Have you tried to follow this Dvc_api.get_url is not working with external data - #5 by shcheklein … I specifically made with “everyone is working from their home directory on the same machine”.

On my local machine … The Dogs folder now contains symlinks of the actual data on my remote.

Hmm, how can local machine symlink via ssh? It’s not possible. Most likely those symlinks go to something like local_machine/dvc_repo/.dvc/cache? And the remote location ssh:/my_server/home/mvish7/exp_cache should be populated only after you do dvc push?

I think this was the cause of the issue I was facing

If you could still reproduce this, that would be good to create a ticket to fix it

Yes. In my case, Everything is happening on single machine which has Storage space and Computing Power.

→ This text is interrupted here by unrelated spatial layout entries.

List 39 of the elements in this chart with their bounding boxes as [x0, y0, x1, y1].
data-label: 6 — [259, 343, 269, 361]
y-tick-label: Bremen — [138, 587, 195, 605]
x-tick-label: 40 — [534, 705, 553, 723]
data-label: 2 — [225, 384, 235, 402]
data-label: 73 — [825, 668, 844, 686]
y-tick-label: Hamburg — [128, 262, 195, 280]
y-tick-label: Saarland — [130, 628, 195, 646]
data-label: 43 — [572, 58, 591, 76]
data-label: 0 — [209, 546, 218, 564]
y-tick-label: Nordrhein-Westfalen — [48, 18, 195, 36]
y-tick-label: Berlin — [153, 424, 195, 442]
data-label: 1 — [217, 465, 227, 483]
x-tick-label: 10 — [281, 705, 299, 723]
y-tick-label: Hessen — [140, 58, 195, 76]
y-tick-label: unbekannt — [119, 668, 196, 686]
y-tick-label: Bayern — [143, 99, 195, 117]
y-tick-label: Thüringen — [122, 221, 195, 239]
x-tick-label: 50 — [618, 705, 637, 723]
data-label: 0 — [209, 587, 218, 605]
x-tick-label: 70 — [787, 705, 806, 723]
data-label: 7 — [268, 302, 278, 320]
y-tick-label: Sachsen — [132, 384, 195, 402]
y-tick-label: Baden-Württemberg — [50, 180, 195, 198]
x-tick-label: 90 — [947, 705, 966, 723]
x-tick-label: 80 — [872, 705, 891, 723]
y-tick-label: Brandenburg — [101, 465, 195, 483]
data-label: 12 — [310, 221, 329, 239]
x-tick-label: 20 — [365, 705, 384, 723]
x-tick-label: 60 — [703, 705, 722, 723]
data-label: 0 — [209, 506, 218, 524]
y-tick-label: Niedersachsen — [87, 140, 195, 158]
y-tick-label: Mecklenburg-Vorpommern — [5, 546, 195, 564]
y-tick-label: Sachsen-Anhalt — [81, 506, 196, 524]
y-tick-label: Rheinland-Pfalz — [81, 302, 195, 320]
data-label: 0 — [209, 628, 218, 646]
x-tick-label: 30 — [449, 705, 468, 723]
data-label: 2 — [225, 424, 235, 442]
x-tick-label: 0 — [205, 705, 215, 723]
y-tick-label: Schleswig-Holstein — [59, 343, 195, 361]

I have not yet tried it out. Just to clarify, As the machine (where we have got storage + computing power) is ssh accessible from my local machine, should I try to execute these steps directly on remote machine instead of my local machine?


Upon double checking, the symlinks have gone in local_machine/dvc_repo/.dvc/cache and I had to use dvc push to populate the remotely located exp_cache.

is there a way to avoid symlinks going to local_machine/dvc_repo/.dvc/cache ?

Yes, you could definitely try it. I was trying to imitate the workflow with a single directory, imitating multiple user directories, etc. Just to try it faster, but my intention was to make it work for the scenario you were describing - multiple people SSH-ing into a single box, everyone has her own /home/<name>/project directory (which the clone with git clone initially) and they run everything inside that project.